Bien sûr, sur papier, le plan immobilier de La Futaie est séduisant. Et de la verdure, il y en a beaucoup sur les photos. Tous les mots-clés du moment sont là: développement durable, pavé alvéolé pour limiter le ruissellement des eaux, constructions remplissant les critères LEED, géothermie, toiture végétale, etc.

En fait, mis à part l'emplacement, on pourrait dire que tout ça est pratiquement exemplaire. «Tous les aspects du projet visent à limiter l'impact sur l'environnement», dit la brochure. Le hic, c'est qu'on n'a pas le droit d'écrire ça quand on veut construire dans une forêt.

Une forêt, c'est une forêt. Et la ceinture métropolitaine en a de moins en moins. Ce n'est pas parce que c'est zoné blanc, donc pour la construction, qu'on peut arriver avec ses deux par quatre sans se poser de questions.

Surtout que du zoné blanc pour la construction, hors forêt, il y en a...

«Oui, mais c'est moins bucolique, moins joli, pas assez vert pour des projets comme celui de La Futaie...» Je vous entends d'ici.

Sauf que ce n'est pas grave si les autres terrains blancs sont sans charme.

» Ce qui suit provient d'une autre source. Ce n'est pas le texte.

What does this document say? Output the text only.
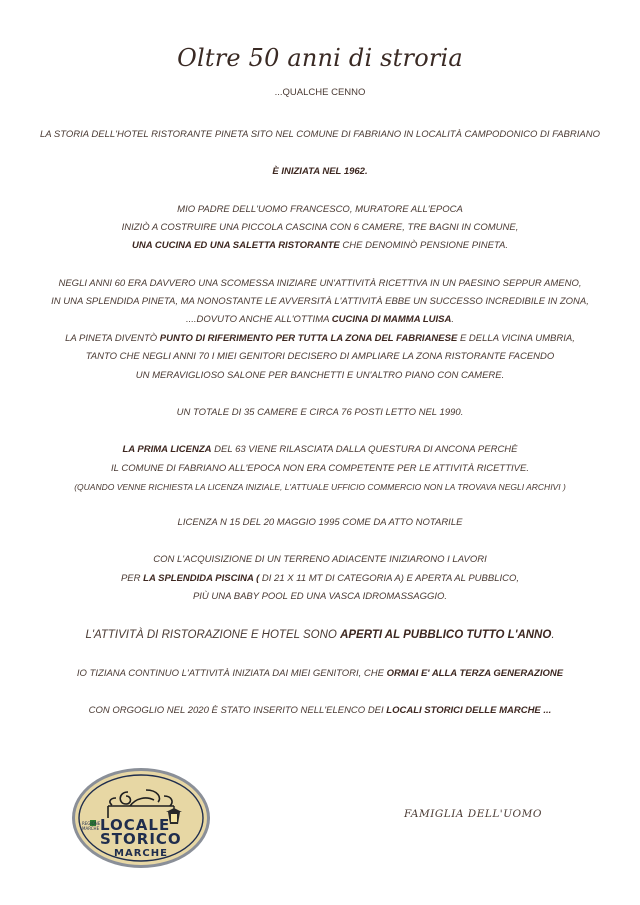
Oltre 50 anni di stroria
...QUALCHE CENNO
LA STORIA DELL'HOTEL RISTORANTE PINETA SITO NEL COMUNE DI FABRIANO IN LOCALITÀ CAMPODONICO DI FABRIANO
È INIZIATA NEL 1962.
MIO PADRE DELL'UOMO FRANCESCO, MURATORE ALL'EPOCA
INIZIÒ A COSTRUIRE UNA PICCOLA CASCINA CON 6 CAMERE, TRE BAGNI IN COMUNE,
UNA CUCINA ED UNA SALETTA RISTORANTE CHE DENOMINÒ PENSIONE PINETA.
NEGLI ANNI 60 ERA DAVVERO UNA SCOMESSA INIZIARE UN'ATTIVITÀ RICETTIVA IN UN PAESINO SEPPUR AMENO,
IN UNA SPLENDIDA PINETA, MA NONOSTANTE LE AVVERSITÀ L'ATTIVITÀ EBBE UN SUCCESSO INCREDIBILE IN ZONA,
....DOVUTO ANCHE ALL'OTTIMA CUCINA DI MAMMA LUISA.
LA PINETA DIVENTÒ PUNTO DI RIFERIMENTO PER TUTTA LA ZONA DEL FABRIANESE E DELLA VICINA UMBRIA,
TANTO CHE NEGLI ANNI 70 I MIEI GENITORI DECISERO DI AMPLIARE LA ZONA RISTORANTE FACENDO
UN MERAVIGLIOSO SALONE PER BANCHETTI E UN'ALTRO PIANO CON CAMERE.
UN TOTALE DI 35 CAMERE E CIRCA 76 POSTI LETTO NEL 1990.
LA PRIMA LICENZA DEL 63 VIENE RILASCIATA DALLA QUESTURA DI ANCONA PERCHÈ
IL COMUNE DI FABRIANO ALL'EPOCA NON ERA COMPETENTE PER LE ATTIVITÀ RICETTIVE.
(QUANDO VENNE RICHIESTA LA LICENZA INIZIALE, L'ATTUALE UFFICIO COMMERCIO NON LA TROVAVA NEGLI ARCHIVI )
LICENZA N 15 DEL 20 MAGGIO 1995 COME DA ATTO NOTARILE
CON L'ACQUISIZIONE DI UN TERRENO ADIACENTE INIZIARONO I LAVORI
PER LA SPLENDIDA PISCINA ( DI 21 X 11 MT DI CATEGORIA A) E APERTA AL PUBBLICO,
PIÙ UNA BABY POOL ED UNA VASCA IDROMASSAGGIO.
L'ATTIVITÀ DI RISTORAZIONE E HOTEL SONO APERTI AL PUBBLICO TUTTO L'ANNO.
IO TIZIANA CONTINUO L'ATTIVITÀ INIZIATA DAI MIEI GENITORI, CHE ORMAI E' ALLA TERZA GENERAZIONE
CON ORGOGLIO NEL 2020 È STATO INSERITO NELL'ELENCO DEI LOCALI STORICI DELLE MARCHE ...
REGIONE
MARCHE LOCALE
STORICO
MARCHE
FAMIGLIA DELL'UOMO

On n'a qu'à corriger ça. «Tous les arbres abattus seront compensés par une plantation d'arbres sur un terrain déterminé par la Ville», peut-on lire dans la brochure du promoteur. Eh bien! plantons et replantons, maintenant. Mais ailleurs. Créons de nouveaux lieux boisés. Ne détruisons pas ceux qui existent déjà.

Si on peut changer d'idée et ne pas construire de gare à Charlemagne après avoir exproprié un homme et rasé sa maison ainsi que son gagne-pain, on peut bien dire à un sénateur libéral que, finalement, le petit bois, ce n'est pas pour construire.